Two Van der Pol oscillators — nonlinear systems obeying ẍ − μ(1−x²)ẋ + x = 0 — are wired together with a coupling term κ(xⱼ−xᵢ). Each oscillator alone settles into its own stable limit cycle, but once κ rises above zero their rhythms pull toward each other, a phenomenon called spontaneous synchronization. It is the same mechanism thought to keep pacemaker cells in the heart, neurons, and circadian clocks beating in step.

🔬 What it shows

An RK4 integrator solves the coupled ODEs in real time. The Time series view plots x₁(t) and x₂(t) stacked on top of each other; the Phase portrait view plots (x, ẋ) trajectories side by side so you can watch two limit cycles drift into lock-step.

🎮 How to use

Drag Damping μ to change how sharply each oscillator relaxes back to its cycle, Coupling κ to strengthen the link between them, and Phase offset Δφ to set how far apart they start. Switch between Time series and Phase portrait, or hit Reset to restart from the chosen offset.

💡 Did you know?

The order parameter r = cos(Δφ) and the |Δφ| readout are exactly how researchers quantify synchronization in real biological networks — the same statistic underlies the Kuramoto model used to study crowd clapping and firefly flashing.

Frequently asked questions

What is a Van der Pol oscillator?

It's a nonlinear second-order ODE, ẍ − μ(1−x²)ẋ + x = 0, originally used to model vacuum-tube circuits. Unlike a simple pendulum, it has a self-sustaining limit cycle: no matter the starting point, x(t) settles into the same periodic orbit, with μ controlling how strongly nonlinear damping shapes that cycle.

Why do the two oscillators synchronize?

When κ > 0, each oscillator feels a pull toward the other's current state via the term κ(xⱼ−xᵢ). If that pull is strong enough relative to the phase difference, it nudges both oscillators' rhythms until they lock in-phase or anti-phase — the diffusive coupling term is doing all the work.

What does the coupling strength κ actually change?

κ sets how much one oscillator's state influences the other's acceleration. At κ=0 they evolve independently and drift out of phase; as κ increases past a critical threshold, the |Δφ| readout collapses toward zero (or 180°) and the sync badge switches from "Not synced" to "In-phase" or "Anti-phase".

What's the difference between in-phase and anti-phase locking?

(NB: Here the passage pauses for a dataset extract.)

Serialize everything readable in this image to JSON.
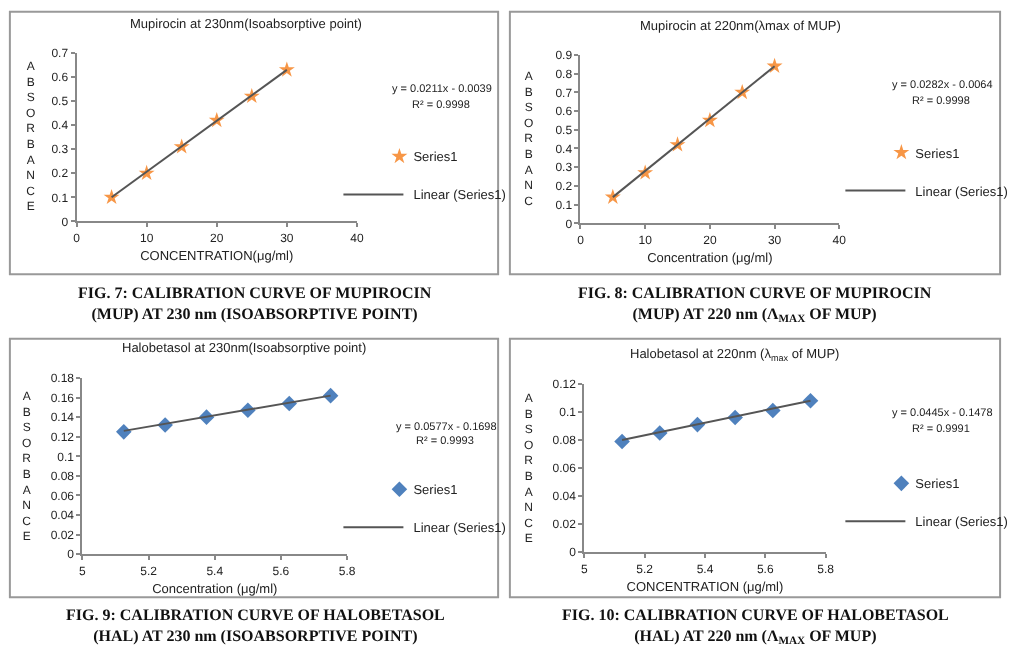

In-phase locking (|Δφ| < 15°) means both oscillators rise and fall together, like two hearts beating in unison. Anti-phase locking (|Δφ| > 165°) means they alternate, peaking exactly when the other troughs — both are stable synchronized states depending on initial phase offset and coupling.

Why does this model matter for biology?

Van der Pol dynamics are a standard simplified model for cardiac pacemaker cells, circadian pacemaker neurons, and bursting neurons. Coupling many such oscillators together is how biologists explain how millions of independent cells produce one coherent heartbeat or a single 24-hour circadian rhythm.